Fall 2008 Problem 4: Is that enough information?
Mathematicians Alice and Bob were having a discussion.
Alice: Did you know I have four daughters?
Bob: No, I didn't. What are their ages?
Alice: Well, the product of their ages is 72 and the sum of their ages equals the age of your oldest daughter.
Bob (thinking for a minute): No, that's not enough information for me to figure out their ages. Can you tell me something more?
Alice: My oldest daughter carries around my youngest daughter all the time.
Bob: Oh great —- now I know their ages!
What are the ages of the four daughters?
Solution
Brent Krise got the hat trick (correct answer, best explanation, and first correct answer)!
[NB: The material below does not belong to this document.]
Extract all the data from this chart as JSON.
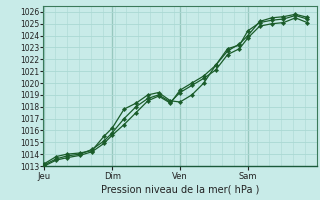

That gave him five points. Here's his explanation:
The four daughters are 1, 3, 3, and 8. For this problem we need to know all the factors of 72, and subsets with cardinality four with products equal to 72. So I started to list subgroups of length 4 whose product was 72; {1,2,3,12},{1,3,3,8},{1,1,4,18}... and so on.
Now since Bob knows his own daughter's age and the fact that the four daughters product is 72 but still does not know the ages implies that there are at least two subsets summing to his own daughter's age. I found two whose sums were equal{1,3,3,8} and {2,2,2,9}, with sum equal to 15. Thus since the “oldest” carries around the “youngest” they must be 1, 3, 3 and 8.
Correct solutions from non-Centenary students came from Chris Evert and Micah Strange.